Setting up a traditional wooden block plane is essentially the same procedure as setting up a wooden bench plane. See How to set up a wooden bench plane? for a step-by-step guide.However, there are two differences that need to be borne in mind…
Shape of cutting edge
The cutting edge of a block plane’s iron is usually honed straight, rather than the cambered, or slightly rounded, shape of many bench plane irons.
So, when sharpening a block plane iron, don’t apply pressure to the sides of the iron (as described in How to flatten and sharpen bench plane irons) to achieve a camber. Instead, keep even pressure on the bevel across its width to make the cutting edge straight.
Another difference is that the bevel-down iron in a wooden block plane may be secured (pitched) at a lower angle than irons in the traditional wooden bench plane. While the irons in standard bench planes are pitched at 45 degrees, wooden block plane irons are often pitched lower, usually at around 35 degrees, which is better for planing end grain.

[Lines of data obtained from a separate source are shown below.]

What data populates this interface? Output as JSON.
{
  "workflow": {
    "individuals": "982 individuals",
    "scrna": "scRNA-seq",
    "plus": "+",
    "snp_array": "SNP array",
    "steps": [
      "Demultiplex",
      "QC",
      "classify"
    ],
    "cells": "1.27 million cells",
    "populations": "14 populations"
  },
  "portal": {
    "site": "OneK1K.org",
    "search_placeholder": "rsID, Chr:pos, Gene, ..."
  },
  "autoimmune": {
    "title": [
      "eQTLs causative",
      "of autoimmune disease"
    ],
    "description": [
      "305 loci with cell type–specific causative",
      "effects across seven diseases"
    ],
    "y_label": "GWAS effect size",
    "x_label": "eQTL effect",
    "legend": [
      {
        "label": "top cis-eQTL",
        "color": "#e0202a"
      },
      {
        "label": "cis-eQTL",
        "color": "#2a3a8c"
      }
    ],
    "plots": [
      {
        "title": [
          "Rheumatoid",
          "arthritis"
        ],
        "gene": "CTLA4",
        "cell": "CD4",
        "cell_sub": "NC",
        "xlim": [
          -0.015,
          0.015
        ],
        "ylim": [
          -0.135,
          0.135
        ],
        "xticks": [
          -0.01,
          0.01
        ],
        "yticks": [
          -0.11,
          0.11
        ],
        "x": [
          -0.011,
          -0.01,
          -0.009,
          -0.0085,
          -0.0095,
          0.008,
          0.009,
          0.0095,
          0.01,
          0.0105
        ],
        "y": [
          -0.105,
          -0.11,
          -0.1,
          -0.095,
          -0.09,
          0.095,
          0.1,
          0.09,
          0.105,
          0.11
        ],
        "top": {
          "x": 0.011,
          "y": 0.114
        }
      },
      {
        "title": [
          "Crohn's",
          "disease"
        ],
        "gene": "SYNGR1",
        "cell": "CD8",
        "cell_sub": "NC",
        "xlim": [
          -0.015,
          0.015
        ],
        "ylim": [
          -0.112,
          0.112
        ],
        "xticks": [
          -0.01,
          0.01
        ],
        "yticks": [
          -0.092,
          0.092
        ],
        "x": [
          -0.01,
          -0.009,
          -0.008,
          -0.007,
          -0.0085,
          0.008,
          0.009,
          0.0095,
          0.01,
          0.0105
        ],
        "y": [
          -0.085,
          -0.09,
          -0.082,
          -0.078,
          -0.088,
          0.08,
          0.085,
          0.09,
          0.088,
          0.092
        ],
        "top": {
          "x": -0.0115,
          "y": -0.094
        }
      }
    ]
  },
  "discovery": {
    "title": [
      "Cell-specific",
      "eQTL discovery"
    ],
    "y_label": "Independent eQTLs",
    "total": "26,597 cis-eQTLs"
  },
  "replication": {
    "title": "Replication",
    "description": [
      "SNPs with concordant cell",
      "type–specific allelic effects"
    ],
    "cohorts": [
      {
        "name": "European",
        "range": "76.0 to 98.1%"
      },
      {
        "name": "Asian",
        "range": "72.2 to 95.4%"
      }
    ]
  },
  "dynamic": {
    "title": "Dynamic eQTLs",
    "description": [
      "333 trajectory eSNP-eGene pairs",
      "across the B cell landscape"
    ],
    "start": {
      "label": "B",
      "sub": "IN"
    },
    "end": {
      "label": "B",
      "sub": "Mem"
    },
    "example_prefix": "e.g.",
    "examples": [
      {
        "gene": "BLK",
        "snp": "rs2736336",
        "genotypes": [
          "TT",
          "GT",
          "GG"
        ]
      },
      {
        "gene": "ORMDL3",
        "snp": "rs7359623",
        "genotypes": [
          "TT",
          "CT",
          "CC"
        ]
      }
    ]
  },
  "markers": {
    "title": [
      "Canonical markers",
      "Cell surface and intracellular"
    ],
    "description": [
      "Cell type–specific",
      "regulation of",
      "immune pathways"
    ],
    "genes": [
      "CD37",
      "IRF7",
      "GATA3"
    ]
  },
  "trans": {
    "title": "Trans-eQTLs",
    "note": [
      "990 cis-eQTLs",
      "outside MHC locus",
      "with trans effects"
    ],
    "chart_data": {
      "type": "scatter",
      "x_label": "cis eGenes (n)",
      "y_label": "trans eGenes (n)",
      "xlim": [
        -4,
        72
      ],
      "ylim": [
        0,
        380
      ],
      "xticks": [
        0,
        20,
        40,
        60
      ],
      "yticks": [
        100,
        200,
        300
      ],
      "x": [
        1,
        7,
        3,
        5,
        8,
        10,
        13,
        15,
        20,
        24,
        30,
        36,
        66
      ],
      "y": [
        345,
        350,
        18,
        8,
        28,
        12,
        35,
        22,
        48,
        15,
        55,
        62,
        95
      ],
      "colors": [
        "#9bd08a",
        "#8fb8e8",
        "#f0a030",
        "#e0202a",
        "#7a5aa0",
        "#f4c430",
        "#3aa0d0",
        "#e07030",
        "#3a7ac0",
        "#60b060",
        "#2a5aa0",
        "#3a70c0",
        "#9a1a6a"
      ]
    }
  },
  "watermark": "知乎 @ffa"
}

This means that the clearance angle of the iron (the angle between the bevel and the workpiece) will be reduced if the iron is bevelled as if for a standard bench plane. To maintain a clearance angle of around 15 degrees, the angle of the bevel may need to be more acute to give adequate clearance.
Without this clearance, wood fibres that spring back up immediately after the cutting edge has passed through the wood will tend to lift the iron, so that the cutting edge takes a thinner shaving or no longer cuts the wood at all. Check that the bevel angle is correct for the pitch of your iron or you may find the plane skids in use.